Current research avenues focus on:
- Integration of orthogonal measurement attributes (retention time, CCS, IR/Raman signatures) with advanced in silico prediction for standards-free identification (Nuñez et al., 2018).
- Algorithmic development for scalable, real-time Bayesian inference and deconvolution, including variational and sequential Monte Carlo extensions (Hosseini et al., 2019).
- Expansion of open, containerized workflow libraries and harmonized cross-domain protocols (BP4NTA, FAIR) to facilitate reproducible, regulatory-grade NTA.

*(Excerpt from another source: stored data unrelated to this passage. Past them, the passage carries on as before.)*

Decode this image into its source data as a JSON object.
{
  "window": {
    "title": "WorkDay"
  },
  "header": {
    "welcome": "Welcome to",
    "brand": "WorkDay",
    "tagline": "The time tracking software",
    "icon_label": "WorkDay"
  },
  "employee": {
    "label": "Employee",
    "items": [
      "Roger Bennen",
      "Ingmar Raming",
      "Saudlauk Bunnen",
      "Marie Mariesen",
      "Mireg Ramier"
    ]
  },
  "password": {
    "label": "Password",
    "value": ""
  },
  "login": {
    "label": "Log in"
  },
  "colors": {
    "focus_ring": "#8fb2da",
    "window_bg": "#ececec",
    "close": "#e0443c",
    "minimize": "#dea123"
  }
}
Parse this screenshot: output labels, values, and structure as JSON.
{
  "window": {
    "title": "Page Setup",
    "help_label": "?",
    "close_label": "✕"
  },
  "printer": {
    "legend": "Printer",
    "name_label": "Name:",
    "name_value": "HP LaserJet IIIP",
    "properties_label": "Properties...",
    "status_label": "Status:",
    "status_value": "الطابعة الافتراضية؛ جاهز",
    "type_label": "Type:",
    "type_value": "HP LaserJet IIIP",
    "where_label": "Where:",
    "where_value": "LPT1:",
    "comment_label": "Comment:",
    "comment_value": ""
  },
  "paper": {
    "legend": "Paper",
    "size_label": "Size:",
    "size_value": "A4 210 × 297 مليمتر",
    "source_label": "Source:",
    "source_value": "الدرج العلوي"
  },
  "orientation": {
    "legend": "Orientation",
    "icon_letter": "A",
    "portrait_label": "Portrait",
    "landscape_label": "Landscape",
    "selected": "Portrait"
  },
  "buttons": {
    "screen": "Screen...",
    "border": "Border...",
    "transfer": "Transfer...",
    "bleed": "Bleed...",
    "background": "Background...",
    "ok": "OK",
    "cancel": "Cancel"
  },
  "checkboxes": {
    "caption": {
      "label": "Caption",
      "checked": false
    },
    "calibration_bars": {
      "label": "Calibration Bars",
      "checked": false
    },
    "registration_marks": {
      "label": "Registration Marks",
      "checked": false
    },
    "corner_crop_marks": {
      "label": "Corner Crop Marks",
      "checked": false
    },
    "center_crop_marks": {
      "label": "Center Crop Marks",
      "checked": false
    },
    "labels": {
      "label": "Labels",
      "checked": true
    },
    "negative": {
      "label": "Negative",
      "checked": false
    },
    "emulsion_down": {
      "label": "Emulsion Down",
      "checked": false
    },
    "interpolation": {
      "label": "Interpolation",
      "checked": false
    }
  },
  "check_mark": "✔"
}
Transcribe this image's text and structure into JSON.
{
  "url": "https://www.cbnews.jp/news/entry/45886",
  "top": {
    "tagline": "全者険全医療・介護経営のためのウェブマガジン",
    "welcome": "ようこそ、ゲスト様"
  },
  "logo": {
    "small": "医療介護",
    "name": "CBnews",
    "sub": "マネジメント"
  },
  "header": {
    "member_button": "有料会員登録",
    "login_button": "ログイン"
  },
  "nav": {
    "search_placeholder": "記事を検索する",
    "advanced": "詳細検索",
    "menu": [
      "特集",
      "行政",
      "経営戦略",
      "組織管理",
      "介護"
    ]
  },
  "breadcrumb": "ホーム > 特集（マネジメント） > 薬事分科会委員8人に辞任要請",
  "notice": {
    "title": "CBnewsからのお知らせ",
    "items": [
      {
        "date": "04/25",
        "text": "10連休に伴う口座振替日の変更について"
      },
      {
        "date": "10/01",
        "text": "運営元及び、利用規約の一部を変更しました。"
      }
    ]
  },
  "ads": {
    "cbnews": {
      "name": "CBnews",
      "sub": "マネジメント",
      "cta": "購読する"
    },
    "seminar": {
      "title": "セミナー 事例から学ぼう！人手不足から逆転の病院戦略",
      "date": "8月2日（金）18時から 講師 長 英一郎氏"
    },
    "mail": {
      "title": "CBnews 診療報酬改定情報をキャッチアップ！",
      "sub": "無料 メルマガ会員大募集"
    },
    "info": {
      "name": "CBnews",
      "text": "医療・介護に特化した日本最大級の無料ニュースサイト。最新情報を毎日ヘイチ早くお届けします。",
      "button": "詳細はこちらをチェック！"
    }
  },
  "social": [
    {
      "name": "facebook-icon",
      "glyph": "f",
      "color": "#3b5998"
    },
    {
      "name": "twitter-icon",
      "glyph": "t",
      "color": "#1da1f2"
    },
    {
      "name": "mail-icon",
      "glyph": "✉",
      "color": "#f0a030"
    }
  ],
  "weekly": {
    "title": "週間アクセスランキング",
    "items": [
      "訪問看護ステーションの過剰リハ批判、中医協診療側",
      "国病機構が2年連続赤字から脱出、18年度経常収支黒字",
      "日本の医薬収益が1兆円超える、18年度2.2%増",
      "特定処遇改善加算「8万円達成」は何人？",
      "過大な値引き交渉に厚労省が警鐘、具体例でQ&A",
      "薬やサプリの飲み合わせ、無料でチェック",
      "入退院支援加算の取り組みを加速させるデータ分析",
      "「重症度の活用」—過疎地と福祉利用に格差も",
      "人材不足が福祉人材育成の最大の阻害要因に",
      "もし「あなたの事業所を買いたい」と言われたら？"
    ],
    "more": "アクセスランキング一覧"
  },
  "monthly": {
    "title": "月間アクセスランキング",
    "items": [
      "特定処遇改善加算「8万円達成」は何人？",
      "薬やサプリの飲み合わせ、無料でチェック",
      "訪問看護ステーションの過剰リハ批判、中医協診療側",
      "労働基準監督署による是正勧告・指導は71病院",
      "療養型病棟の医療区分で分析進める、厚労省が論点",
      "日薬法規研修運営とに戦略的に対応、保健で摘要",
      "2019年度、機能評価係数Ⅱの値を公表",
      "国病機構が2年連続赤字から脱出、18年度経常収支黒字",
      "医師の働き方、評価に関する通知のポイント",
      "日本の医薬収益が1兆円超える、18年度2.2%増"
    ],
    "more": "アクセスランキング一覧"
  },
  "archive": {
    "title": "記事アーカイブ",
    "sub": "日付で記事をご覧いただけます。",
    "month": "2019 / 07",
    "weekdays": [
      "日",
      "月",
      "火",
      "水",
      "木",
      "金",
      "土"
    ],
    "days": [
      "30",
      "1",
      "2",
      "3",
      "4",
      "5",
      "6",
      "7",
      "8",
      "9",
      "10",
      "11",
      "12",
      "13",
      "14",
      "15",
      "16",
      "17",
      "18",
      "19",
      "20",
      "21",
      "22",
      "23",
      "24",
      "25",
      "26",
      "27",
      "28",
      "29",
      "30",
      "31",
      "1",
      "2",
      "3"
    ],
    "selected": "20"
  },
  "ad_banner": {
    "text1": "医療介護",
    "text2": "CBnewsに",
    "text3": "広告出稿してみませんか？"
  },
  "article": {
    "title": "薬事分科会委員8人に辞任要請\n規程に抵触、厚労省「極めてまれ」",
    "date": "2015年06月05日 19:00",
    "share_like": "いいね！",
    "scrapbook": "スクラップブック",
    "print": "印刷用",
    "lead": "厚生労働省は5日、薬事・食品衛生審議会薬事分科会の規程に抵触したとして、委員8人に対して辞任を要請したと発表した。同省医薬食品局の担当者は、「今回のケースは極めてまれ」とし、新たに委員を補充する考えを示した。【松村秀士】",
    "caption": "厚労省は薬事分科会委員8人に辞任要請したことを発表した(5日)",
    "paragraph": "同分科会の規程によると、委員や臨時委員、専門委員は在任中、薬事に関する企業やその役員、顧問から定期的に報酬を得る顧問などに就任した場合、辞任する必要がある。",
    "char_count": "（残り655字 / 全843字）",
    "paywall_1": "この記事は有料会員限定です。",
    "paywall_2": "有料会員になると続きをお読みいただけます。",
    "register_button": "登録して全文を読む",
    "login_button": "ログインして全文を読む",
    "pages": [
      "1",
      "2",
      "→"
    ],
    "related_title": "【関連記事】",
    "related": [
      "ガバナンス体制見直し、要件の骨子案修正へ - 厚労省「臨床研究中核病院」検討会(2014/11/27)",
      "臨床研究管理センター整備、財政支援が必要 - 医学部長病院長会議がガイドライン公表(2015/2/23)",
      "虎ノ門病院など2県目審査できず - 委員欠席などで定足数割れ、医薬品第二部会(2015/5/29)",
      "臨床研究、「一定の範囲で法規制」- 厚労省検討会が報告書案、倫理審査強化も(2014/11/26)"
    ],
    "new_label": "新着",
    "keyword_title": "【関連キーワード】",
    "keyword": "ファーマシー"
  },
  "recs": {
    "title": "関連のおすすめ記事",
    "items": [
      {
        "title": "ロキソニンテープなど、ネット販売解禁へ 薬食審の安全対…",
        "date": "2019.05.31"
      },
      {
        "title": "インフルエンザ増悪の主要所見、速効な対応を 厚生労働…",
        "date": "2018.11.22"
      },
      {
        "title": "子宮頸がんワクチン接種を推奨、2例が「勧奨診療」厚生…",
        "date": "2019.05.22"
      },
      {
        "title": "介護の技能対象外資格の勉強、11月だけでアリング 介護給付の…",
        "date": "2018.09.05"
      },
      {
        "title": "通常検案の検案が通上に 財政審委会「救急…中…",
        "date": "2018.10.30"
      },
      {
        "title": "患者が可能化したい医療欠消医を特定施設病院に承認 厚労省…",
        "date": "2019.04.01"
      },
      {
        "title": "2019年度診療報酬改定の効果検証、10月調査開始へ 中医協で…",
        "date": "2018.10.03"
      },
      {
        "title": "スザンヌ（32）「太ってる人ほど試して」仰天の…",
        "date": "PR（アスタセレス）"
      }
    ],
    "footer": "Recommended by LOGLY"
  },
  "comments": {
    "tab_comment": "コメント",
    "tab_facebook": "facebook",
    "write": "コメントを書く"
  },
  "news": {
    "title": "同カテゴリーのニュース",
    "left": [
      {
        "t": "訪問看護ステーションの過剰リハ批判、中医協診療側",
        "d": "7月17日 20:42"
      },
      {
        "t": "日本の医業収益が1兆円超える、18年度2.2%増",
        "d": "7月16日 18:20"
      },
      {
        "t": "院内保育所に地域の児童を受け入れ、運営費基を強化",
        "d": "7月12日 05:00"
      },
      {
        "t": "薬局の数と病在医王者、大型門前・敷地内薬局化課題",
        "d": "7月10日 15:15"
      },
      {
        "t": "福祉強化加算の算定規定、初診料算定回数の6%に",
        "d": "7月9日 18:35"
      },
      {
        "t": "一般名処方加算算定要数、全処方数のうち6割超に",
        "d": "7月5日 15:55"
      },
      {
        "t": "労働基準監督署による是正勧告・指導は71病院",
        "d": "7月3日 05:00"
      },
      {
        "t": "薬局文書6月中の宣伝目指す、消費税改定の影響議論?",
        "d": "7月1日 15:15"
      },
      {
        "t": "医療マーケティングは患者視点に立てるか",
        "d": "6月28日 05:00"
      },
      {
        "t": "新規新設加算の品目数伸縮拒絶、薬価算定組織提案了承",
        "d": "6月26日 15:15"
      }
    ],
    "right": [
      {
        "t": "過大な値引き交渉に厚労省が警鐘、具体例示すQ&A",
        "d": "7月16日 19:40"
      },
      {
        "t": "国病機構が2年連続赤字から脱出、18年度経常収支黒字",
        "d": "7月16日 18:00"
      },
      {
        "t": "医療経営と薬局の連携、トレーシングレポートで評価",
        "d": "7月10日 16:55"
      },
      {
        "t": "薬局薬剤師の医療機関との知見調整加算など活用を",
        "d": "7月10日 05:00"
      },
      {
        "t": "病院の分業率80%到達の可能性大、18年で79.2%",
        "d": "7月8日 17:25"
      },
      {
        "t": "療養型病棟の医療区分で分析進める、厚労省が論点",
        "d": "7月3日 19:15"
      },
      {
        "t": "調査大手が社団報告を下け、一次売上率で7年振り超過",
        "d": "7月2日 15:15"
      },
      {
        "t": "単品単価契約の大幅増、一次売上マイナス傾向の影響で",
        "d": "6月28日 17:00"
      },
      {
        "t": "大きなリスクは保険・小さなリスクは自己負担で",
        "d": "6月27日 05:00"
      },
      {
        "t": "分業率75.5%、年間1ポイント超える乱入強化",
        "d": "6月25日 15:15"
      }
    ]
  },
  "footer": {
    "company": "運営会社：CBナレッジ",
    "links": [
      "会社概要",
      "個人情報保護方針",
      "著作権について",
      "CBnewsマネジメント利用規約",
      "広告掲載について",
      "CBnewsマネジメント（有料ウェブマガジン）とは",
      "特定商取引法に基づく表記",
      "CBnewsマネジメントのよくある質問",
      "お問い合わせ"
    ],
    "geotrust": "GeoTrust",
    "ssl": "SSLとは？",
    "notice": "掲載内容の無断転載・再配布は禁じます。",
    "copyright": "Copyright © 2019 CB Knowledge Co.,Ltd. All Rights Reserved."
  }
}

7. Summary Table: Key Workflows and Algorithms in NTA
| Workflow/Algorithm | Key Functionality | Reference |
|---|---|---|
| ψFRMV | ROI detection via moving-window SVD/F-ratio | (Giebelhaus et al., 2022) |
| Fragmentation trees | MAP formula assignment, tree-based similarity | (Dührkop et al., 2014) |
| ALPINAC | EI-HRMS fragment annotation w/o libraries | (Guillevic et al., 2021) |
| iMet | Neighbor-based structure annotation | (Aguilar-Mogas et al., 2016) |
| ISiCLE + MAME | Standards-free multi-attribute scoring | (Nuñez et al., 2018) |
| PUMA | Pathway activity/metabolite annotation via Bayesian inference | (Hosseini et al., 2019) |
| Process PLS + PARAFAC2 | Spatiotemporal modeling of chemical profiles | (Cairoli et al., 2022) |
NTA is now the default analytical paradigm for chemical discovery and monitoring in biosciences, environmental chemistry, and regulatory toxicology, but its continued evolution depends critically on robust algorithmic frameworks, reproducibility-enabling best practices, and community adoption of interoperable, validated pipelines.